Una vita: compiuto appena nel 1829 il monumentale Guillaume Tell, Rossini smette a trentasette anni di scrivere opere e si consegna ad una disperata rinunzia, appena interrotta dalla “sacra conversazione” dello Stabat mater (1832 e 1841). Poi – prima del giorno di morte del 13 novembre 1868 – una messa da sola ritrova la misura dei vecchi capolavori: Petite messe solennelle a quatre parties avec accompagnement de deux pianos et harmonium, quasi un’ora e mezza di musica scritta a Passy nel 1863. Un ravvedimento? Forse, un tenero sguardo all’indietro e timide speranze pel giorno degli addii, come scrisse nella dedica: “È finita adesso, questa piccola povera messa. Avrò scritto sul serio musica sacra o la solita benedetta musica? Tu sai, o Signore, quanto fossi nato per l’opera buffa: poco sapere, un po’ di cuore, ecco tutto. Che tu sia benedetto e possa darmi il Paradiso. G. Rossini. Passy, 1863”.
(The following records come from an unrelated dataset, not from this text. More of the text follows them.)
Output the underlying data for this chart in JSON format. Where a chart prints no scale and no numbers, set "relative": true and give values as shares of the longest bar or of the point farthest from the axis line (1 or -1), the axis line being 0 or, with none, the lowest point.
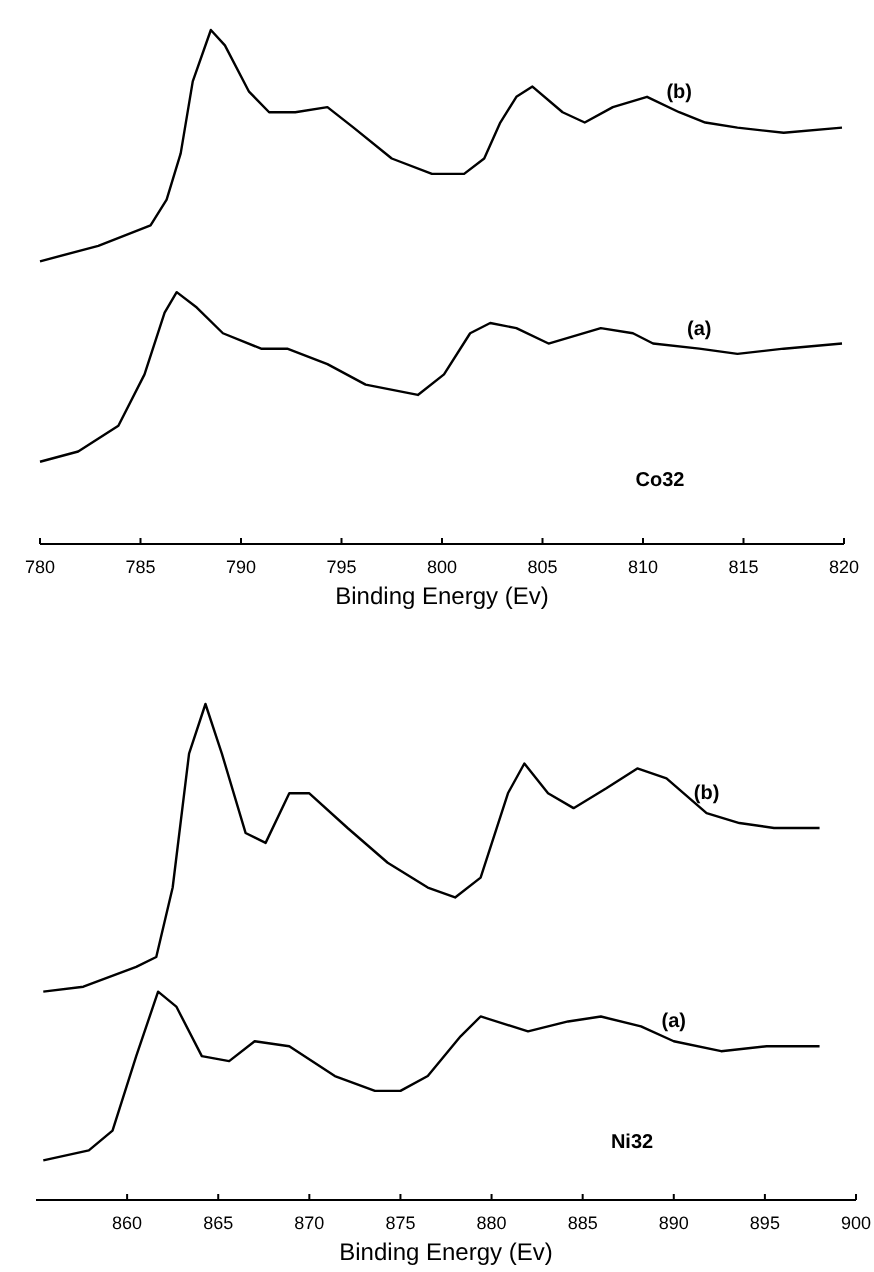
{
  "chart_data": [
    {
      "type": "line",
      "relative": true,
      "xlabel": "Binding Energy (Ev)",
      "annotations": [
        "Co32"
      ],
      "xlim": [
        780,
        820
      ],
      "xticks": [
        780,
        785,
        790,
        795,
        800,
        805,
        810,
        815,
        820
      ],
      "series": [
        {
          "name": "(b)",
          "color": "#000000",
          "x": [
            780.0,
            782.9,
            785.5,
            786.3,
            787.0,
            787.6,
            788.5,
            789.2,
            790.4,
            791.4,
            792.7,
            794.3,
            795.6,
            797.5,
            799.5,
            801.1,
            802.1,
            802.9,
            803.7,
            804.5,
            806.0,
            807.1,
            808.5,
            810.2,
            811.8,
            813.1,
            814.7,
            817.0,
            819.9
          ],
          "values": [
            0.55,
            0.58,
            0.62,
            0.67,
            0.76,
            0.9,
            1.0,
            0.97,
            0.88,
            0.84,
            0.84,
            0.85,
            0.81,
            0.75,
            0.72,
            0.72,
            0.75,
            0.82,
            0.87,
            0.89,
            0.84,
            0.82,
            0.85,
            0.87,
            0.84,
            0.82,
            0.81,
            0.8,
            0.81
          ]
        },
        {
          "name": "(a)",
          "color": "#000000",
          "x": [
            780.0,
            781.9,
            783.9,
            785.2,
            786.2,
            786.8,
            787.8,
            789.1,
            791.0,
            792.3,
            794.3,
            796.2,
            798.8,
            800.1,
            801.4,
            802.4,
            803.7,
            805.3,
            807.9,
            809.5,
            810.5,
            812.8,
            814.7,
            817.0,
            819.9
          ],
          "values": [
            0.16,
            0.18,
            0.23,
            0.33,
            0.45,
            0.49,
            0.46,
            0.41,
            0.38,
            0.38,
            0.35,
            0.31,
            0.29,
            0.33,
            0.41,
            0.43,
            0.42,
            0.39,
            0.42,
            0.41,
            0.39,
            0.38,
            0.37,
            0.38,
            0.39
          ]
        }
      ]
    },
    {
      "type": "line",
      "relative": true,
      "xlabel": "Binding Energy (Ev)",
      "annotations": [
        "Ni32"
      ],
      "xlim": [
        855,
        900
      ],
      "xticks": [
        860,
        865,
        870,
        875,
        880,
        885,
        890,
        895,
        900
      ],
      "series": [
        {
          "name": "(b)",
          "color": "#000000",
          "x": [
            855.4,
            857.6,
            860.5,
            861.6,
            862.5,
            863.4,
            864.3,
            865.2,
            866.5,
            867.6,
            868.9,
            870.0,
            872.1,
            874.3,
            876.5,
            878.0,
            879.4,
            880.9,
            881.8,
            883.1,
            884.5,
            886.3,
            888.0,
            889.6,
            891.8,
            893.6,
            895.5,
            898.0
          ],
          "values": [
            0.42,
            0.43,
            0.47,
            0.49,
            0.63,
            0.9,
            1.0,
            0.9,
            0.74,
            0.72,
            0.82,
            0.82,
            0.75,
            0.68,
            0.63,
            0.61,
            0.65,
            0.82,
            0.88,
            0.82,
            0.79,
            0.83,
            0.87,
            0.85,
            0.78,
            0.76,
            0.75,
            0.75
          ]
        },
        {
          "name": "(a)",
          "color": "#000000",
          "x": [
            855.4,
            857.9,
            859.2,
            860.5,
            861.7,
            862.7,
            864.1,
            865.6,
            867.0,
            868.9,
            871.4,
            873.6,
            875.0,
            876.5,
            878.3,
            879.4,
            882.0,
            884.2,
            886.0,
            888.2,
            890.0,
            892.6,
            895.1,
            898.0
          ],
          "values": [
            0.08,
            0.1,
            0.14,
            0.29,
            0.42,
            0.39,
            0.29,
            0.28,
            0.32,
            0.31,
            0.25,
            0.22,
            0.22,
            0.25,
            0.33,
            0.37,
            0.34,
            0.36,
            0.37,
            0.35,
            0.32,
            0.3,
            0.31,
            0.31
          ]
        }
      ]
    }
  ]
}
Una morale: la scelta del genere sacro è acuta ed aggiornata. Appena tre anni prima Rossini “lamentavasi anch’esso della decadenza per la musica da chiesa in Italia ricordando con entusiasmo le creazioni sublimi di Pierluigi da Palestrina o Benedetto Marcello”. Ma la querela era di vecchia data, e vivace in Germania dagli anni di Tieck (1796) ed Hoffmann (1810): in epoca di decadenza – chi non crede fermamente di vivere in pessimi anni? – la musica sacra potrebbe ricordare ai maestri rigore, impegno e serietà.
E dopo tutto il testo della messa, variopinto com’è, pronto a trascorrere dal lamento del Kirie all’allegrezza scapestrata del Gloria, è un testo adatto per eccellenza a Rossini se dobbiamo credere al brindisi che tal Giovanni Raiberti gli lesse in un banchetto, tornando a casa il maestro nel 1838:
Gh’è novitaa, gh’è foeugh, gh’è frenesia,
gh’è on corr semper de trott o de galopp,
on avegh semper robba de trà via,
on trasà fina el bell perché l’è tropp
e buttà in d’on spartii tanti motiv
che on alter ghe n’ha assee per fin ch’el scriv.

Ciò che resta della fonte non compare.